Scientists know that water exists on Mars, but it is frozen in the polar icecaps, locked away as ice beneath the surface or drifting about the atmosphere in thin clouds.

Published reports suggested that what had now been found were changes on the surface that could have been made by seeping water, although the surface is regularly scoured by powerful winds and dust storms.

Water flowing on the surface would be accessible to astronauts on any future Mars mission, and would make it much more likely that life may have existed on the planet.

The idea that water might flow on Mars first arose in 1877 when Italian astronomer Giovanni Schiaparelli saw what he called ``canali'' on the surface of the planet. The word means ''channels,'' but was mistranslated as ``canals'' and people believed for years that some civilization must have built a network of canals that crisscrossed the planet's surface.

In 1965, the Mariner 4 space probe found no evidence of such canals. Since then, missions to Mars have, however, found what look like dried-up riverbeds and giant lakes or oceans.

In December, scientists at Brown University reported they had found evidence of a former wide ocean with beaches in the northern lowlands of Mars.

Water ice has been detected in the icecap at the north pole of the planet and possibly at the south pole. And there is evidence that water once percolated through rocks believed to be from Mars that have fallen to Earth as meteorites.

But most of the surface of today's Mars is far too harsh for liquid water to exist. With average surface temperatures of -63 degrees F (-53 degrees Celsius), any water would be frozen, and the thin, dry atmosphere provides little protection.

The sun warms the surface of Mars to as high as 80 degrees F (27 degrees Celsius) at the equator at midday and although there is no evidence of current geothermal activity on Mars, in theory water from such a source could bubble to the surface in liquid form.
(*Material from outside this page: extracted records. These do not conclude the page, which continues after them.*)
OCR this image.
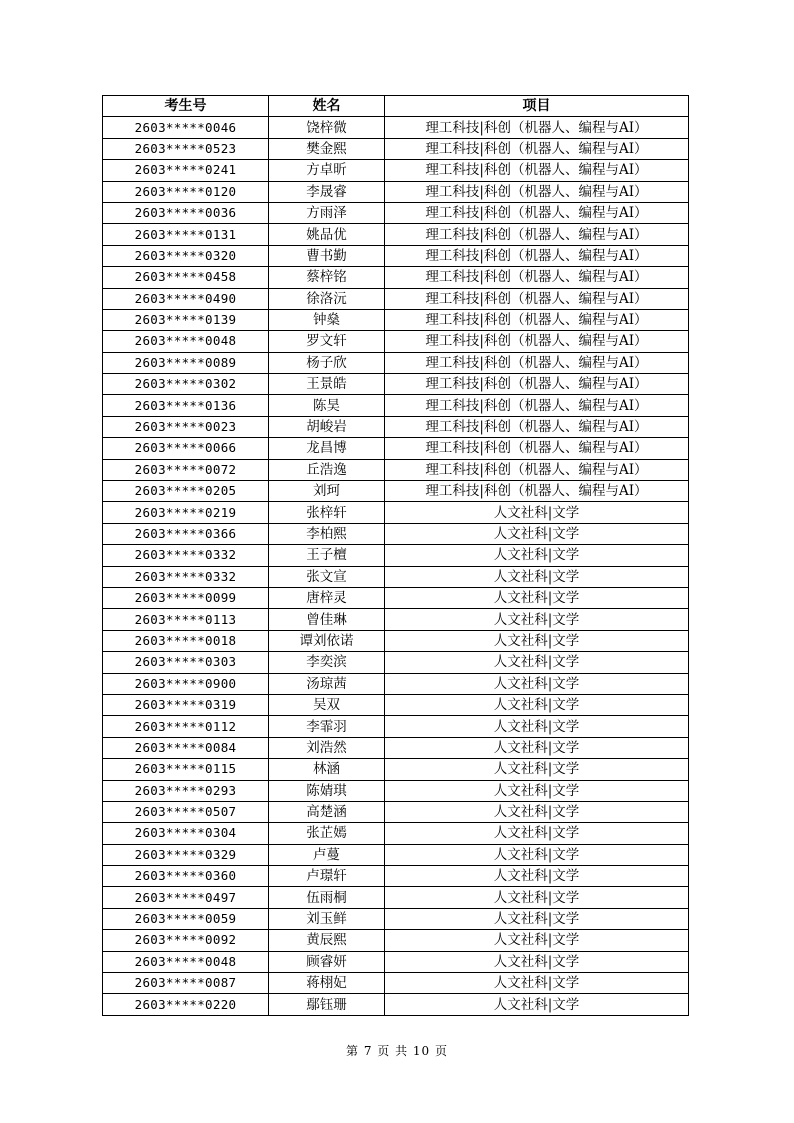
考生号	姓名	项目
2603*****0046	饶梓微	理工科技|科创（机器人、编程与AI）
2603*****0523	樊金熙	理工科技|科创（机器人、编程与AI）
2603*****0241	方卓昕	理工科技|科创（机器人、编程与AI）
2603*****0120	李晟睿	理工科技|科创（机器人、编程与AI）
2603*****0036	方雨泽	理工科技|科创（机器人、编程与AI）
2603*****0131	姚品优	理工科技|科创（机器人、编程与AI）
2603*****0320	曹书勤	理工科技|科创（机器人、编程与AI）
2603*****0458	蔡梓铭	理工科技|科创（机器人、编程与AI）
2603*****0490	徐洛沅	理工科技|科创（机器人、编程与AI）
2603*****0139	钟燊	理工科技|科创（机器人、编程与AI）
2603*****0048	罗文轩	理工科技|科创（机器人、编程与AI）
2603*****0089	杨子欣	理工科技|科创（机器人、编程与AI）
2603*****0302	王景皓	理工科技|科创（机器人、编程与AI）
2603*****0136	陈昊	理工科技|科创（机器人、编程与AI）
2603*****0023	胡峻岩	理工科技|科创（机器人、编程与AI）
2603*****0066	龙昌博	理工科技|科创（机器人、编程与AI）
2603*****0072	丘浩逸	理工科技|科创（机器人、编程与AI）
2603*****0205	刘珂	理工科技|科创（机器人、编程与AI）
2603*****0219	张梓轩	人文社科|文学
2603*****0366	李柏熙	人文社科|文学
2603*****0332	王子檀	人文社科|文学
2603*****0332	张文宣	人文社科|文学
2603*****0099	唐梓灵	人文社科|文学
2603*****0113	曾佳琳	人文社科|文学
2603*****0018	谭刘依诺	人文社科|文学
2603*****0303	李奕滨	人文社科|文学
2603*****0900	汤琼茜	人文社科|文学
2603*****0319	吴双	人文社科|文学
2603*****0112	李霏羽	人文社科|文学
2603*****0084	刘浩然	人文社科|文学
2603*****0115	林涵	人文社科|文学
2603*****0293	陈婧琪	人文社科|文学
2603*****0507	高楚涵	人文社科|文学
2603*****0304	张芷嫣	人文社科|文学
2603*****0329	卢蔓	人文社科|文学
2603*****0360	卢璟轩	人文社科|文学
2603*****0497	伍雨桐	人文社科|文学
2603*****0059	刘玉鲜	人文社科|文学
2603*****0092	黄辰熙	人文社科|文学
2603*****0048	顾睿妍	人文社科|文学
2603*****0087	蒋栩妃	人文社科|文学
2603*****0220	鄢钰珊	人文社科|文学
第 7 页 共 10 页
The best place to look would be inside craters -- and scientists are peering into craters on Earth's moon and even on Mercury to see if water could be preserved on the shady, protected walls of deep craters.

In 1997, the Mars Global Surveyor took pictures of what some scientists said could be the remains of springs or seeping water inside a crater in the planet's Southern Hemisphere. But they said the formations could also have come from volcanic activity.